La verdad es que estos realities playeros son bastante aburridos. En la edición los inflan de un falso dramatismo vergonzoso, tratando de darle emoción a la insulsa experiencia de ver a tres pendejos corriendo por la playa con un balde lleno de agua. Cada vez que a alguno se le riega un chorro, hay un efecto sonoro dramático, un ralentí estilo John Woo y un montaje a tres cámaras para que nadie se pierda un detalle de los veinte mililitros de agua que pueden marcar la diferencia entre el éxito y el fracaso. Cuando hay suerte, la proliferación de cámaras le muestra al televidente devoto un rápido vistazo de las tetas de alguna competidora, o le permite ver una ola bajándole el calzón a otra durante algunos segundos, siempre demasiado pocos para el voyeur onanista que todos llevamos dentro y que, a la hora del té, es el verdadero responsable del rating de estos programas. No entiendo cómo hay competidoras que tienen la ingenuidad de sentarse frente a una cámara a echarse rollos en contra del machismo de sus compañeros. ¿Es que no se han dado cuenta de que la continua exhibición de sus curvas se utiliza para subir la audiencia? Porque para que el reality sea real, nunca falta la escena en la que se están bañando, vistiendo o cambiando, apenas cubiertas por una toalla cuya dimensión no alcanza para darle la categoría de playera.

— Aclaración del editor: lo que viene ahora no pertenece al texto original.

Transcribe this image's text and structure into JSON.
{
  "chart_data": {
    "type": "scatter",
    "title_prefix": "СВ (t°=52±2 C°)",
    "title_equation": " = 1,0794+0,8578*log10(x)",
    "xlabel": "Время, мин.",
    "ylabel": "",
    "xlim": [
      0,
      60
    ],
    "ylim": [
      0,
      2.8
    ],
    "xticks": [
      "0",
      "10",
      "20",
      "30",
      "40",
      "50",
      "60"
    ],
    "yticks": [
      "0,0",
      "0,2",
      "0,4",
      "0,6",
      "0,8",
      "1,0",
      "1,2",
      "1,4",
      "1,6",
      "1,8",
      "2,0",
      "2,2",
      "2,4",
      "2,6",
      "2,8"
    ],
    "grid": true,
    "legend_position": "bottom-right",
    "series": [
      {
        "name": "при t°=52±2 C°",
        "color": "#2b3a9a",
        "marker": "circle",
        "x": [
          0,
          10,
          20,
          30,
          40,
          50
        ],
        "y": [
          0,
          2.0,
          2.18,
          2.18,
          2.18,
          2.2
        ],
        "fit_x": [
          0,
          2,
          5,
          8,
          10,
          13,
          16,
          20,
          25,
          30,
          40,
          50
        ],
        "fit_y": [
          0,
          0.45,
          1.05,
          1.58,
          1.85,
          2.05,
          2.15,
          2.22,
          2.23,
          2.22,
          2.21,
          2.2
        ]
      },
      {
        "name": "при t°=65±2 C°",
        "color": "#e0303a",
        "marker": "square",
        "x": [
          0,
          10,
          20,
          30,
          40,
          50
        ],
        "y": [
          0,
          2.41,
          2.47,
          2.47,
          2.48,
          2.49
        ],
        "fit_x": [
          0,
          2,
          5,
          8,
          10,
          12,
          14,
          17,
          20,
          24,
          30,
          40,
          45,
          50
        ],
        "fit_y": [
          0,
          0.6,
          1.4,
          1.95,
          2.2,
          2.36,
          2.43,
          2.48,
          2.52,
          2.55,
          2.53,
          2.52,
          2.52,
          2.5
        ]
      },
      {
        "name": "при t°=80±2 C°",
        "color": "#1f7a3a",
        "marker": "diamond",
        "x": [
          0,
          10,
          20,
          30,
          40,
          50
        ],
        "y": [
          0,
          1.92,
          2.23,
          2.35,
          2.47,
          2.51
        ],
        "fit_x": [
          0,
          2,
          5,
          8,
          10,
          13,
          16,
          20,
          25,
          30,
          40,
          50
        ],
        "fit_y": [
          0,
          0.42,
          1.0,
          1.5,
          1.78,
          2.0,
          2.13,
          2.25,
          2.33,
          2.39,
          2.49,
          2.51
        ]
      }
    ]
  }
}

¿De dónde sacan los canales tantos participantes dispuestos a exhibir todas sus mezquindades, bajezas, traumas y fantasías de gloria frente a la cámara? ¿Es que están dispuestos a pasar hambre, a soportar las inclemencias del clima y a empeñar su intimidad solo por un ilusorio premio final que no debe ser ni el uno por ciento de lo que el canal gana en publicidad a costa de ellos? De pronto son los famosos quince minutos de fama de los que hablaba Warhol, con los que todos soñamos así digamos que no. Pero, ¿y entonces qué hacen allá los que ya son famosos? Lo pienso y lo pienso y no encuentro respuesta. Y la pregunta quedará para los participantes de antes, porque si los de ahora son famosos, entonces yo soy Tarzán. Nos contagiamos de la obsesión gringa con las celebridades: cada ocupación, cada pueblo, cada comunidad debe tener al menos un famoso para que su existencia no se ponga en discusión. Y esto los convierte automáticamente en representantes de todo un pueblo, se la pasan frente a la cámara dando cátedra de ética, enseñando sobre el bien y el mal, y sintiéndose los héroes de la tanga narizona. Pero mejor me callo, porque me enteré de que uno de estos famosos es campeón de kick boxing y dizque tiene un genio voladísimo, y yo, la verdad sea dicha, no soy de los que estando tranquilos en su casa salen a buscar problemas porque sí.